Dmitry Paramonov will present his FPO "Handling Data Too Large To Handle: On Multi-pass Streaming and Interactive Coding" on May 7th, 2024 at 11am in Friend 006.

Zoom link: https://princeton.zoom.us/j/95983100753

His committee is as follows:

Examiners: Gillat Kol (adviser), Ran Raz, Mark Braverman

Readers: Huacheng Yu and Matt Weinberg

Title: Handling Data Too Large To Handle: On Multi-pass Streaming and Interactive Coding

Abstract:

Over the last decades, the world has become increasingly more information-centric and massive

amounts of data, potentially distributed between many different sources, are being processed all the

time.
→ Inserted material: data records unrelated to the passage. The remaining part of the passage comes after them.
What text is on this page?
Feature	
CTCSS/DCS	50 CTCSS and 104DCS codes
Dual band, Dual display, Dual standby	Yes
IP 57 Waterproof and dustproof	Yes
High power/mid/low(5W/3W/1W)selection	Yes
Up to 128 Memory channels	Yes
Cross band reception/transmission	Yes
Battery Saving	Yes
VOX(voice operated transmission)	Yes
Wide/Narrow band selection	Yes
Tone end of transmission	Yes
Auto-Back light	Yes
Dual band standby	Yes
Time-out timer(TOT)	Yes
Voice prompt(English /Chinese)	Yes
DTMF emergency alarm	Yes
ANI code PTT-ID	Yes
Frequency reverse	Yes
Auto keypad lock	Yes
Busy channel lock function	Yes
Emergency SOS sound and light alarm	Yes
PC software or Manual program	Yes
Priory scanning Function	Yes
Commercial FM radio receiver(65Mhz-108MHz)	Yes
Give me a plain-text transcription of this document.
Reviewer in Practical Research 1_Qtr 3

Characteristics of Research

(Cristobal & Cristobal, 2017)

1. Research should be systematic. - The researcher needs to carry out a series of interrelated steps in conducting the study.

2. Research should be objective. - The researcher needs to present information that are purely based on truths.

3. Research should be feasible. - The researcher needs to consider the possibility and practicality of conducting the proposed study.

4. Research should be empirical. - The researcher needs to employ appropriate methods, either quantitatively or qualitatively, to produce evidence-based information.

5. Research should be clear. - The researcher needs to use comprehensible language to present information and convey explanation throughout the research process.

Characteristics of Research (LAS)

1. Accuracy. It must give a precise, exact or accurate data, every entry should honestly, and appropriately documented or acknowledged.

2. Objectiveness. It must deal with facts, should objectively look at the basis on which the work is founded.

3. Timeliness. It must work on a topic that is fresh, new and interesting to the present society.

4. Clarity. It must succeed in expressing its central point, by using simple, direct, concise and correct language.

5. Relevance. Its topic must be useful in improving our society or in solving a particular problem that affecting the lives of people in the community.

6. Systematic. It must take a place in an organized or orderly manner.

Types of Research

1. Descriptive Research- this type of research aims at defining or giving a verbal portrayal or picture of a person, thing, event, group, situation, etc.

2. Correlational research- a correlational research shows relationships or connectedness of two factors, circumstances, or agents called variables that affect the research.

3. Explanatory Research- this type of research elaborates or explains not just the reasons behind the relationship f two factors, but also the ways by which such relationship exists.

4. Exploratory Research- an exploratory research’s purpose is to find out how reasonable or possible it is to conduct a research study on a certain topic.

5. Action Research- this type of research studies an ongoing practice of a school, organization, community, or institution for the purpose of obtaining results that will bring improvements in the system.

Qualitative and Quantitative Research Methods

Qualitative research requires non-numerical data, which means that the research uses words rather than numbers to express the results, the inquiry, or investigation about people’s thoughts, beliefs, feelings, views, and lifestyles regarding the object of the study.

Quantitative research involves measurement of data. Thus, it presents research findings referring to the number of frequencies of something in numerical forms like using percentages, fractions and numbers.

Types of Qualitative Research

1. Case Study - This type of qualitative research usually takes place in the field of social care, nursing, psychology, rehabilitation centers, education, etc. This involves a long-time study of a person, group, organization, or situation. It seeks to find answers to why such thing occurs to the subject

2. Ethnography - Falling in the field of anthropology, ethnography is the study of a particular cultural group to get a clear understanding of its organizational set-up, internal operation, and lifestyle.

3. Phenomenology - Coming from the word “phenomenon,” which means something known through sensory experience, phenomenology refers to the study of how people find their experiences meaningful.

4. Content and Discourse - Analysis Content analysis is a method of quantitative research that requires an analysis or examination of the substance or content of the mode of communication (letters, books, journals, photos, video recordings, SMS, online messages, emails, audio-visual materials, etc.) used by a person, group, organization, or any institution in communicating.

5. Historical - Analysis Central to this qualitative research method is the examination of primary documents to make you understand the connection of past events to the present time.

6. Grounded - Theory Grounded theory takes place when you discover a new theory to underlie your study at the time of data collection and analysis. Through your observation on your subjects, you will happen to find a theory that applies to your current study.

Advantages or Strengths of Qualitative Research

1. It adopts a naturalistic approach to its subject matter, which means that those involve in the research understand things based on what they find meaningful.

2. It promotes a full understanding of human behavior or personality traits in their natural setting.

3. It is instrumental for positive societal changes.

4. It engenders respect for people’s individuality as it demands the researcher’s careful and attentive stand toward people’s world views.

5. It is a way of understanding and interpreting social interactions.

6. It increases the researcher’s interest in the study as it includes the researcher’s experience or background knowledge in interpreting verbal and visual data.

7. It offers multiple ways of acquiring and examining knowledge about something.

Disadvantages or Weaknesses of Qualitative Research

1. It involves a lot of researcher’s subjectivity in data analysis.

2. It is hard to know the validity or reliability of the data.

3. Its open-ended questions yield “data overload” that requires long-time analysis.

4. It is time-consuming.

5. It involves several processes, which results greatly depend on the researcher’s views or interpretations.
In this thesis, I consider two mechanisms for coping with big data and the distributed nature

of timely tasks.

In Part I, I showcase my work on the streaming setting, where the input to the algorithm is

given as a stream of elements. The algorithm’s goal is to compute a value that depends on the

stream while only utilizing memory that is much smaller than the entire stream. My work in this

field focuses on proving that various fundamental graph problems essentially require the streaming

algorithm to store the entire graph, even if it is allowed to make several passes through the given

stream of edges.

In Part II, I consider error-correcting codes for distributed, interactive settings. Classical error-

correcting codes assume that a sender who has all the information wishes to send it to a receiver over

a noisy channel. However, in many modern, big data applications, the information is distributed

amongst many parties that communicate back-and-forth to compute a value that depends on all

their inputs. My work examines the noise resilience of various such settings. For some models,

we can design error-correcting protocols that allow the encoding of every noiseless protocol by a

noise-resilient protocol with low overhead, whereas for other models, it can be shown that this task

is impossible.

While these two topics appear greatly unrelated, and almost orthogonal to one another, the tools

used to prove results in both turn out to be remarkably similar, with many standard problems and

information theory lemmas being a critical part of both.